家裡太安靜,太乾淨,很無聊,我太太同意。我們去買個罪犯,真正的罪犯,跟我們一起住。罪犯有點貴,真正的罪犯,但我們還是買回家。

他很吵,一直吵:一樓吵,二樓吵。晚餐時他都大談白目的計畫。我們覺得很好玩。衣服丟在這裡,煙蒂丟在那裡。有一天我的皮夾不見: 非常有趣。

過 了一個月我們開始覺得麻煩:啤酒罐在這裡,衣服丟在那裡。鄰居一直抱怨,警察每天來問。我們決定把罪犯退回。不過店家不願意退錢;我們只能換別的罪犯。店 裡有一個很矮的,看起來很聰明的罪犯;有一個禿頭打著太極拳的罪犯,也有一個穿深藍色睡衣,慢慢地搖晃身體的女罪犯。我想我們的罪犯比那三個好,所以我們 決定不要退,就帶他回家。

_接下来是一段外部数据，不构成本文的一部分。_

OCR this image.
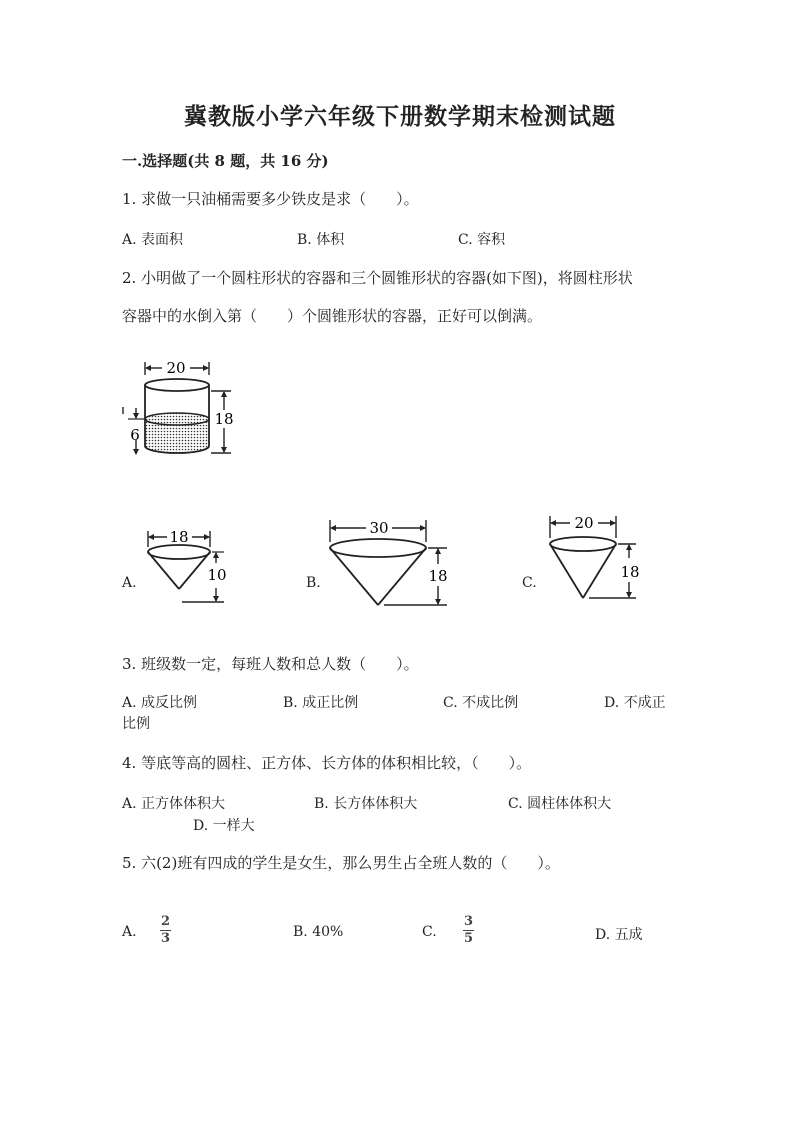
冀教版小学六年级下册数学期末检测试题
一.选择题(共 8 题，共 16 分)
1. 求做一只油桶需要多少铁皮是求（　　）。
A. 表面积	B. 体积	C. 容积
2. 小明做了一个圆柱形状的容器和三个圆锥形状的容器(如下图)，将圆柱形状
容器中的水倒入第（　　）个圆锥形状的容器，正好可以倒满。
20
18
6
A.
18
10	B.
30
18	C.
20
18
3. 班级数一定，每班人数和总人数（　　）。
A. 成反比例	B. 成正比例	C. 不成比例	D. 不成正
比例
4. 等底等高的圆柱、正方体、长方体的体积相比较，（　　）。
A. 正方体体积大	B. 长方体体积大	C. 圆柱体体积大
D. 一样大
5. 六(2)班有四成的学生是女生，那么男生占全班人数的（　　）。
A.
2
3	B. 40%	C.
3
5	D. 五成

可是我們的罪犯不高興。他好像有一點憂鬱,知道我們幾乎把他退貨。他開始花很多時間在外面。我們聽說他開始學設計。過了三個月他設計的一個電燈得了獎。有人給他錢去歐洲。在瑞士他設計的肥皂盒也得了獎。他回家後變了一個人,有一點冷冷的。他穿的衣服都很時髦,他不喝啤酒,停止抽煙,吃晚餐時他幾乎都不說話;我問他問題,他用法文回答!就對他吼:「嘿!你覺得我們會花四萬塊買這種無聊的罪犯嗎?」

隔天早上我們發現他離開了。桌子上有四塊和三個他得獎的肥皂盒,還有一封信。他寫說他要搬去和他的比利時男友住,並且和我們保持聯絡。他沒有給地址。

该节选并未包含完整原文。